Entrevistan al cooperante de turno. El espectador avisado desconecta de la sarta de lugares comunes, pero aguarda a la punzada que todavía recibe cuando el experto en miserias lanza un conmiserativo "son iguales que nosotros". ¿Iguales que personas cuya única incertidumbre vital ha consistido en aprobar el examen de Selectividad, o seleccionar el menú ideal en la parrilla inagotable de Netflix? La igualación con personas que sufren de verdad es una ofensa más dañina que ignorarlas.

Y como siempre se puede empeorar, la posible traducción de "son iguales que nosotros" por "no son animales" establece el mismo abismo del altruista con los egoístas y con las víctimas. Mantiene la superioridad de origen en el destino, exterioriza la urgencia por sentirse bien tras comprobar in situ que los desgraciados siguen mal.
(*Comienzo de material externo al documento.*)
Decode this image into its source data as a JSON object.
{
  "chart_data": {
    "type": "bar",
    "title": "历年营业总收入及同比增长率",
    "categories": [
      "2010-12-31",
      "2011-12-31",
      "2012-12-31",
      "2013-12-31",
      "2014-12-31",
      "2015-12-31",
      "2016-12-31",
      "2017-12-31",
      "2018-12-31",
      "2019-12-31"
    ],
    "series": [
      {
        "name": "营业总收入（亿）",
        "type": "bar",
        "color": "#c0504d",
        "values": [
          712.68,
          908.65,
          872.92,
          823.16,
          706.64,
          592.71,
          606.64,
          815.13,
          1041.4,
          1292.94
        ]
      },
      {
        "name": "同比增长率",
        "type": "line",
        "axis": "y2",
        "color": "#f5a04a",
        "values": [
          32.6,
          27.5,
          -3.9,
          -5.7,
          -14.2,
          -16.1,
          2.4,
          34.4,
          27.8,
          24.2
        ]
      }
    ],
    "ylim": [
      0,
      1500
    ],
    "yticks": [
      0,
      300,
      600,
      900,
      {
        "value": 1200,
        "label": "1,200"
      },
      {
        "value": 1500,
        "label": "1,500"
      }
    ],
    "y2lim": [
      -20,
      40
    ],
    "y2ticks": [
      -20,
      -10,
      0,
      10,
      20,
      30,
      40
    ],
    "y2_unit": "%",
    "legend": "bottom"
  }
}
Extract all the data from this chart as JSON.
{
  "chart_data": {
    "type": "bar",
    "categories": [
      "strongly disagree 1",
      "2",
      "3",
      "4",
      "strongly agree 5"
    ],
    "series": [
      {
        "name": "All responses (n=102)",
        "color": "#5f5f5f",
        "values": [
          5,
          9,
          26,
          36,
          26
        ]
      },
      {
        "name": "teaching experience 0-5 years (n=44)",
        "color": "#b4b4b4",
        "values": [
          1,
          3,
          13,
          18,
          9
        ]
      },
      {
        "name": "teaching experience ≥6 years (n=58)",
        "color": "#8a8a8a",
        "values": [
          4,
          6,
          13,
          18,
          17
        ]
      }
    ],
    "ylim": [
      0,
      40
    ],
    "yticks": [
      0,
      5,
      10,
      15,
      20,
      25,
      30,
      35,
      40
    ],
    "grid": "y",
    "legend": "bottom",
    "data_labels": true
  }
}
Por alguna razón, no imagino a Hélder Câmara ni a Casaldàliga expresándose desde la necesidad de demostrar que los desfavorecidos también son humanos.

"Son iguales que nosotros" remite a la condescendencia sentenciosa de una visita turística. Por si hiciera falta, demuestra que las víctimas solo pueden ser liberadas por un Espartaco, no por estos Lawrence de Arabia que desean verificar su preeminencia frente a los exotismos. Y el espectador adormecido aguarda ahora a que el discurso solidario empeore en un amenazante "nosotros podríamos vernos en su caso". Es decir, la igualdad que no necesita premisas se corrige en una inversión capitalista en seguridad. Conviene cederles las migajas y abalorios, para evitar una sublevación. Pese a la sobredosis de la caridad ambiental, el humanitario exterioriza la misma perplejidad que el antropólogo ante los aborígenes. No pretende solucionar la injusticia, sino amansarla. Es mas sincero el esfuerzo de Moscú o Pekín por adueñarse de África que esta empalagosa fiebre sentimentaloide.